A point to consider for this video:

Calculating quartiles and percentiles:
Finding quartiles typically necessitates interpolating between two of the data values. Many ways have been proposed to do this, and the various methods have different desirable technical properties. As an example, consider the ordered data consisting of the following quiz scores for 8 students (out of 10): {5, 5, 6, 7, 8, 9, 9, 10}.

The median is the average of the 4th and 5th data value, which is 7.5.

One common method to estimate the 1st quartile is to find the median of the lower half of the data. That is, find the median of the four data values {5, 5, 6, 7}, which is 5.5.

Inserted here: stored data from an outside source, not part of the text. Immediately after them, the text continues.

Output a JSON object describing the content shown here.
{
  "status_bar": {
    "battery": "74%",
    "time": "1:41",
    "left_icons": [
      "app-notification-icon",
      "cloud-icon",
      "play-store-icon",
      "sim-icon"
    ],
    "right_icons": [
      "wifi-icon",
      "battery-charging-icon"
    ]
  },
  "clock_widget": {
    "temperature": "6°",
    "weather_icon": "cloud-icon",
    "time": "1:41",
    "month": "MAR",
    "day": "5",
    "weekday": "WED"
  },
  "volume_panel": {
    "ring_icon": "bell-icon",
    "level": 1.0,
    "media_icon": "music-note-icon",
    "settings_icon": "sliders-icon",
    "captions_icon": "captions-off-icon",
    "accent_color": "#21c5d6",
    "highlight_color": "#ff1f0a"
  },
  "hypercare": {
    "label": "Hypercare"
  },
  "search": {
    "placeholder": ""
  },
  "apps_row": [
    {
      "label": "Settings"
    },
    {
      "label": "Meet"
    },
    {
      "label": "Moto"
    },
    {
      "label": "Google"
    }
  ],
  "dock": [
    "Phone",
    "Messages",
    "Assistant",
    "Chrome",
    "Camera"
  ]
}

Another common method is to calculate the position, or rank, of the quartile in a dataset that has been ordered from smallest to largest.  For an estimate of the first quartile of a dataset containing n values, find the position using the formula
position=quartile ⁄ 100×(n-1)+1, where quartile is 25 for the first quartile, 50 for the median, and 75 for the third quartile.

Then for the 1st quartile of this simple dataset, position=0.25×7+1=2.75.

And so the estimate of the 1st quartile is the value that is three-quarters of the way between the 2nd and 3rd data value, or 5.75 for these data.

This formula for finding the position of a quartile can be extended to any percentile. Definitions of percentile can vary slightly, but the important thing to keep in mind when talking about a percentile is how to interpret it. As an example, the  90th percentile gives an estimate of the value that is greater than or equal to 90% of the data. One method of estimating it is to calculate its position in the dataset, using the formula above, plugging in 90 for quartile. (Although the 90th percentile isn’t a quartile, the formula works for any percentile.)

Any of the other methods to estimate a quartile or other percentile will give a similar answer and any can be used. Much more important than the details of the calculation is to be able to properly interpret its meaning. Here’s an example:

Suppose a class of students write an exam, and the 3rd quartile of their grades is 80. A student writes the test the next day, and gets a grade of 75. What can we say about this student’s grade compared to the rest of the class?